Moyen-Orient : les gardiens de la révolution islamique mettent en garde contre toute attaque contre des navires iraniens

Cet avertissement intervient alors que le Royaume-Uni a annoncé le déploiement d’un navire de la Royal Navy en vue d’une éventuelle mission multinationale destinée à protéger la navigation dans le détroit d’Ormuz.

Le Corps des gardiens de la révolution islamique (CGRI) a averti samedi que toute attaque visant des pétroliers ou navires commerciaux iraniens entraînerait une « riposte lourde » contre des positions américaines et des bâtiments ennemis dans la région.

« Avertissement ! Toute agression contre des pétroliers et navires commerciaux iraniens sera suivie d’une attaque massive contre l’un des centres américains dans la région et contre des navires ennemis », a déclaré le commandement naval du CGRI, cité par l’agence de presse Fars News Agency.

Le commandant de la force aérospatiale du CGRI, Majid Mousavi, a affirmé que des missiles et drones étaient « verrouillés sur l’ennemi » et prêts à être lancés sur ordre.

Plus tôt, le ministère britannique de la Défense a annoncé le déploiement d’un navire de la Royal Navy au Moyen-Orient en vue d’une éventuelle mission multinationale destinée à sécuriser la navigation commerciale dans le détroit d’Ormuz.
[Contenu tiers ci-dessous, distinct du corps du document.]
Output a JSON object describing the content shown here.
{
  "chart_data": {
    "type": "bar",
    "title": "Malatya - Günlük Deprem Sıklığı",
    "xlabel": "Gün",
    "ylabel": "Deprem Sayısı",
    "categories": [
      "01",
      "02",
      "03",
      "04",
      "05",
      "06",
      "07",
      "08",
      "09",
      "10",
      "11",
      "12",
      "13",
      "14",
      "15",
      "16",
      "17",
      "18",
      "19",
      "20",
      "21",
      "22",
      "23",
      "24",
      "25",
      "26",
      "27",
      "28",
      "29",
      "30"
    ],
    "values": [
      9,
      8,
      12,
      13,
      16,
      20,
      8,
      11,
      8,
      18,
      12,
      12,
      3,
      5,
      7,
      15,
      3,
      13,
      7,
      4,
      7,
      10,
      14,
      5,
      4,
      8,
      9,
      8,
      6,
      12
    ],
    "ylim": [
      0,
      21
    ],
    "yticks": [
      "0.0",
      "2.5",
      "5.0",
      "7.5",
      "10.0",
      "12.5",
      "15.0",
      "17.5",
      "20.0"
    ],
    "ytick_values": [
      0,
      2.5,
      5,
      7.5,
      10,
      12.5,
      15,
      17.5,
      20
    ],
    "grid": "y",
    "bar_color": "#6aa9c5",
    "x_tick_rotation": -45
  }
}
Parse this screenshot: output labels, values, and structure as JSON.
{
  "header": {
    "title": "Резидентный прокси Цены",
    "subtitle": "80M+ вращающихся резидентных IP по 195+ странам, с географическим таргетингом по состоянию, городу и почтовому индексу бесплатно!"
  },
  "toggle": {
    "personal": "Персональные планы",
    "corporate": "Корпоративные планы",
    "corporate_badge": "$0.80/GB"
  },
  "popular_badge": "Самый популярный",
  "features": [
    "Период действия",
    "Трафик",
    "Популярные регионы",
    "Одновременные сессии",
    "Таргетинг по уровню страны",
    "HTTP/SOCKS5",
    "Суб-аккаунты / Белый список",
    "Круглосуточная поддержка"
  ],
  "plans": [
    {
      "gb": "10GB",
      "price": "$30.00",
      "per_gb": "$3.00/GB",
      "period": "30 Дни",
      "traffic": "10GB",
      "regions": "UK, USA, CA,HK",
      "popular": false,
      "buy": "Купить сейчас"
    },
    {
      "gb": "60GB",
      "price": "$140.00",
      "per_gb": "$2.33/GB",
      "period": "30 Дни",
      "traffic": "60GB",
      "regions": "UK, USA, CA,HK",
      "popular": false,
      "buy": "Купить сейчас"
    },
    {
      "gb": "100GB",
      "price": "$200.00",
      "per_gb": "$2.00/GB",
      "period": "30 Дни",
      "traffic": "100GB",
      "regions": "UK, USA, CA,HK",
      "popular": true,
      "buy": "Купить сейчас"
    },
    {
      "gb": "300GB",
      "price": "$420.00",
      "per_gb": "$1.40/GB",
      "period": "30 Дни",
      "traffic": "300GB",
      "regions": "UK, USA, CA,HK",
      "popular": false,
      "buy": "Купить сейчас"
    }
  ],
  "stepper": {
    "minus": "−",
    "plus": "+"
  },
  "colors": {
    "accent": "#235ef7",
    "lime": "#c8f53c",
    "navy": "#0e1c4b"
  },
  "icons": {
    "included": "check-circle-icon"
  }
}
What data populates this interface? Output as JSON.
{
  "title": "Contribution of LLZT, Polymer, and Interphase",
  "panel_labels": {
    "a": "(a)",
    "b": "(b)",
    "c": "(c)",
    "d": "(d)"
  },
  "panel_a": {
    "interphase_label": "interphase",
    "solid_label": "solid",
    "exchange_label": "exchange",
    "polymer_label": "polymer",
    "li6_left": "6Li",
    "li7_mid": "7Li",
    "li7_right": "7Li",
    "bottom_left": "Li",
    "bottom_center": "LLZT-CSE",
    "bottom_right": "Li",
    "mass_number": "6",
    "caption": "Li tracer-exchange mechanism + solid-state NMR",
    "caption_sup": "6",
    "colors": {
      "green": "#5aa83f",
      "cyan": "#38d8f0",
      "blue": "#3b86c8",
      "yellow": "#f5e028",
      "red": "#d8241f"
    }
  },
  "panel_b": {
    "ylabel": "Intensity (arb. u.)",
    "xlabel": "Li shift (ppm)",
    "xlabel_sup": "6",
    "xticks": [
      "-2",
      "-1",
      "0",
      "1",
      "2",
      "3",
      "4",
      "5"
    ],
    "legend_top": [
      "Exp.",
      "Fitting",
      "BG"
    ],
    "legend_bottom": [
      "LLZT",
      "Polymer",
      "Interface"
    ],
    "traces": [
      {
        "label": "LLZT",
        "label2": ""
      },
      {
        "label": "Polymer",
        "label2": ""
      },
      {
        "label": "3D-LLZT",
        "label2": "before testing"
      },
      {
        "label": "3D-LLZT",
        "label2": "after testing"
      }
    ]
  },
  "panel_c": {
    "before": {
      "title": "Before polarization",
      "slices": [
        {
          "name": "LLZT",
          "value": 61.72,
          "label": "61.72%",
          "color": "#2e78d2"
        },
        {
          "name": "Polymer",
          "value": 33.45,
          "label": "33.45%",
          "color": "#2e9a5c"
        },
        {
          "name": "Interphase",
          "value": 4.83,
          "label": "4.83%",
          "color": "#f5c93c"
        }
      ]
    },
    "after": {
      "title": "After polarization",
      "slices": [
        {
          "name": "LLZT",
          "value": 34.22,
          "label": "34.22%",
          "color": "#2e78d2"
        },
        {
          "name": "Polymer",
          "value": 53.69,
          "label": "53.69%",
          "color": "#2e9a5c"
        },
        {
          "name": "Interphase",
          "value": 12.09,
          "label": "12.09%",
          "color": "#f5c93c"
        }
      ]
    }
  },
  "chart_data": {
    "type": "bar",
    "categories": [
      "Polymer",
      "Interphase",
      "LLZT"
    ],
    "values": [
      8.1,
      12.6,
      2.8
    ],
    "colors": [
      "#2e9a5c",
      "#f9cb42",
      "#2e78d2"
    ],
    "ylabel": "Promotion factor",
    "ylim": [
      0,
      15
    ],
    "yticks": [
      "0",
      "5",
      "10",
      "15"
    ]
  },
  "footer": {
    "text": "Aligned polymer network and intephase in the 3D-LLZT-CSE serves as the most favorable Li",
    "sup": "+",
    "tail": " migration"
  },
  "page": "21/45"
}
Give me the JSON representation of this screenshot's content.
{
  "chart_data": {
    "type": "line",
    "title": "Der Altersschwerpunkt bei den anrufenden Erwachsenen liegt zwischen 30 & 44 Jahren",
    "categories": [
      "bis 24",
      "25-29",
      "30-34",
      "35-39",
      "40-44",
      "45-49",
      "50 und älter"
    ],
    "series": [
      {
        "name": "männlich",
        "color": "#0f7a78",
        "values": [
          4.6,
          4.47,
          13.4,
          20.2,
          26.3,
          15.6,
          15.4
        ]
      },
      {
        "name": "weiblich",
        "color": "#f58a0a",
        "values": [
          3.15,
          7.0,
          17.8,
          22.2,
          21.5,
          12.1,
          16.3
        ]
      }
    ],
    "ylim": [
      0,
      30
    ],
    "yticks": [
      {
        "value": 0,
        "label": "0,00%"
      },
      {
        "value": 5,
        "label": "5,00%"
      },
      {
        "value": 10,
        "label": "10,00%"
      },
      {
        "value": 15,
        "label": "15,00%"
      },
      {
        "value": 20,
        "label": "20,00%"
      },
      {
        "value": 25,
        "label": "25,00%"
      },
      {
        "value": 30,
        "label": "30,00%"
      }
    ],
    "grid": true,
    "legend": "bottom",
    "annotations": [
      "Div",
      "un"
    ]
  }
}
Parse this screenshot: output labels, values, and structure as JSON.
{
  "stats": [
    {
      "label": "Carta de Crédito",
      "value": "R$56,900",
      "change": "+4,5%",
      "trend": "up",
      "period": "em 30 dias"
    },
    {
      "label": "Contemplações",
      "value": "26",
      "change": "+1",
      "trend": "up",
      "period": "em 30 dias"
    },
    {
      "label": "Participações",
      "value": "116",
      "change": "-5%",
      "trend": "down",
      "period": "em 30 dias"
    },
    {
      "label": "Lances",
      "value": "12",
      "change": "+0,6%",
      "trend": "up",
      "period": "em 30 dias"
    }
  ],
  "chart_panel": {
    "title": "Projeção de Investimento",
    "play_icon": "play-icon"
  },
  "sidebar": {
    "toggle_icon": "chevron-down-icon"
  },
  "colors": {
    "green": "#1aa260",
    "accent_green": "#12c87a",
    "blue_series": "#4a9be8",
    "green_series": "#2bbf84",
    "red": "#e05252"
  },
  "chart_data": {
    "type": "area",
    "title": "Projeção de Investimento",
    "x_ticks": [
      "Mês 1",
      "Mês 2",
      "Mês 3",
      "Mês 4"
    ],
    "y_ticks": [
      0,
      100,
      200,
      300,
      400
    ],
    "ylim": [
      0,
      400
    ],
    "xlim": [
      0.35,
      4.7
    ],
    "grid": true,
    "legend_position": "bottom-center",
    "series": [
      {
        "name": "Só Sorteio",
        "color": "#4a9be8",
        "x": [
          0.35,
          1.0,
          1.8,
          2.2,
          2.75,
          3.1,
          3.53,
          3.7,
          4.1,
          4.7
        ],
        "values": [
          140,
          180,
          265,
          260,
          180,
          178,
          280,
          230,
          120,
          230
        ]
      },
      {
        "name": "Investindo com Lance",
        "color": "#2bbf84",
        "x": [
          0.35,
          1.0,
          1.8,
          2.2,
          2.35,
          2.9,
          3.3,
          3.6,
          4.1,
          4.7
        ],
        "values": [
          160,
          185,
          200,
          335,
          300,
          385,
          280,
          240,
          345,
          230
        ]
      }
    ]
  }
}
Le HMS Dragon, précédemment stationné en Méditerranée orientale près de Chypre, doit être prépositionné dans la région et se tenir prêt à rejoindre une initiative maritime conduite par le Royaume-Uni et la France, ont rapporté plusieurs médias britanniques, citant un porte-parole du ministère.

Les tensions régionales se sont intensifiées depuis les frappes menées le 28 février par les États-Unis et Israël contre l’Iran, qui ont entraîné des représailles de Téhéran visant Israël ainsi que des alliés américains dans le Golfe, et conduit à la fermeture du détroit d’Ormuz.

Un cessez-le-feu est entré en vigueur le 8 avril sous médiation pakistanaise, mais les discussions tenues à Islamabad n’ont pas permis d’aboutir à un accord durable. La trêve a ensuite été prolongée sans échéance par le président américain Donald Trump, ouvrant la voie à des efforts diplomatiques en vue d’une solution permanente.

Depuis le 13 avril, les États-Unis appliquent un blocus naval visant le trafic maritime iranien dans cette voie stratégique. Donald Trump a toutefois annoncé mardi une suspension temporaire de l’opération « Project Freedom » afin de rétablir la liberté de navigation commerciale dans le détroit, tout en précisant que le blocus américain restait « pleinement en vigueur ».